The assertion from President Barack Obama’s reelection campaign that it won’t “take a dime from D.C. lobbyists or special-interest PACs” has come into question in light of a story broken by The Washington Beacon that a major campaign bundler also happens to be a registered lobbyist.
The bundler/lobbyist in question is none other than former Rep. Ron Klein, D-Fla., who served as lead sponsor of legislation in the 110th and 111th Congresses of legislation that proposed creating a federal backstop to state catastrophe funds and residual market entities. Thankfully, this disastrous bill, which would have asked taxpayers across the country to extend a preemptive bailout to Klein’s home state of Florida, never made it into law.
According to the Beacon, Klein has raised between $200,000 and $500,000 in campaign funds for Obama’s reelection, despite the Senate Office of Public Records showing that he registered as a lobbyist for Spirit Airlines on Jan. 2 of this year.
Conflicting stories have emerged in the wake of the news. Klein, who is employed by law firm and lobbying shop Holland & Knight LLP, reportedly told MSNBC that his registration was the result of a “clerical error” at the firm and that he intends to immediately de-register and continue bundling donations for the Obama campaign.

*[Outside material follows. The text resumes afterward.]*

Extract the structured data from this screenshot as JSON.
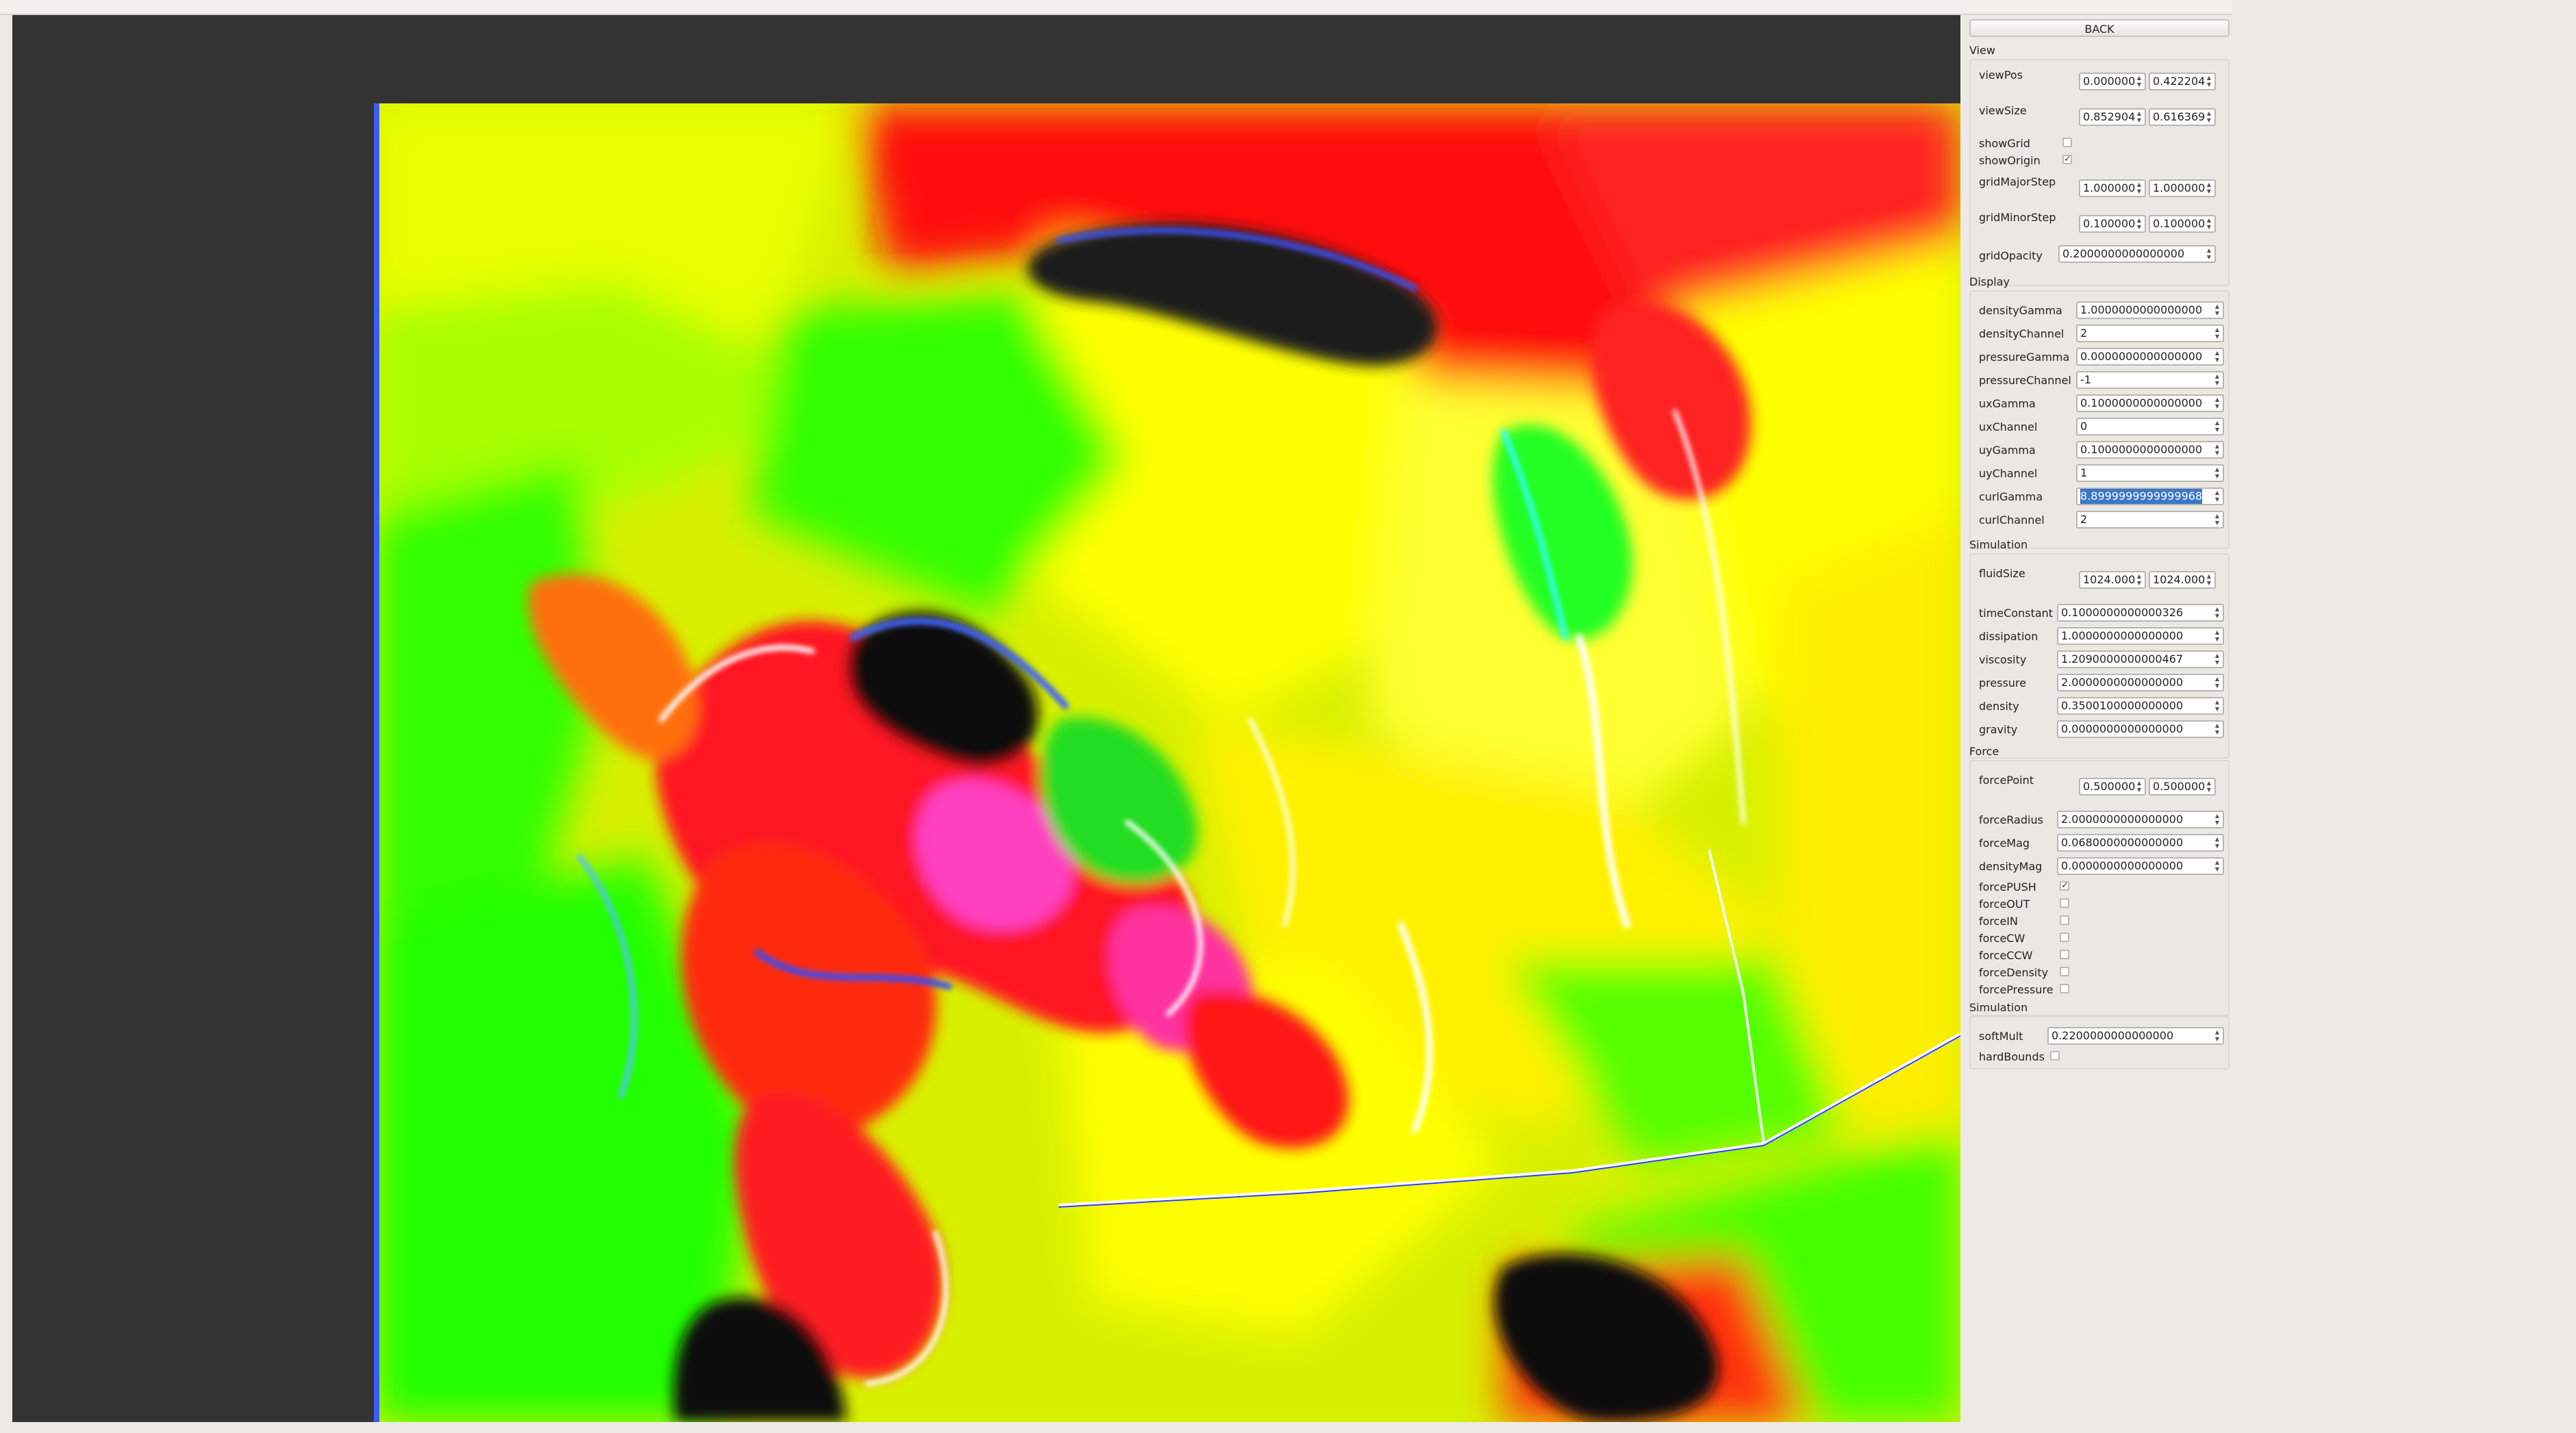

The campaign, meanwhile, had told Politico that Klein is “no longer associated with the campaign” and that he “stopped raising money for the campaign” the minute he became a lobbyist.
For those who don’t recall, Klein came to Congress as part of the Democratic wave election of 2006, when he defeated long-time South Florida Republican Rep. Clay Shaw.
In early 2007, he and fellow freshman Florida Rep. Tim Mahoney (who had won the seat vacated by disgraced Republican Rep. Mark Foley) were handpicked by then-House Financial Services Committee Chairman Barney Frank, D-Mass., to carry the Democrats’ natural catastrophe backstop legislation, based on proposals previously floated by Republicans like Rick Lazio, Bill McCollum and Ginny Brown-Waite. The idea was to shore up the freshmen’s support, both in fundraising and at the ballot box, by giving them responsibility for a high-profile piece of legislation that was expected to be popular back home.
It didn’t quite work out that way. Mahoney was swept out of office in 2008. Klein managed to successfully win reelection once, and subsequently reintroduced the so-called “Homeowners Defense Act” again in 2009 as the lead sponsor. But Florida voters showed him the door one year later, when he was defeated by Rep. Allen West.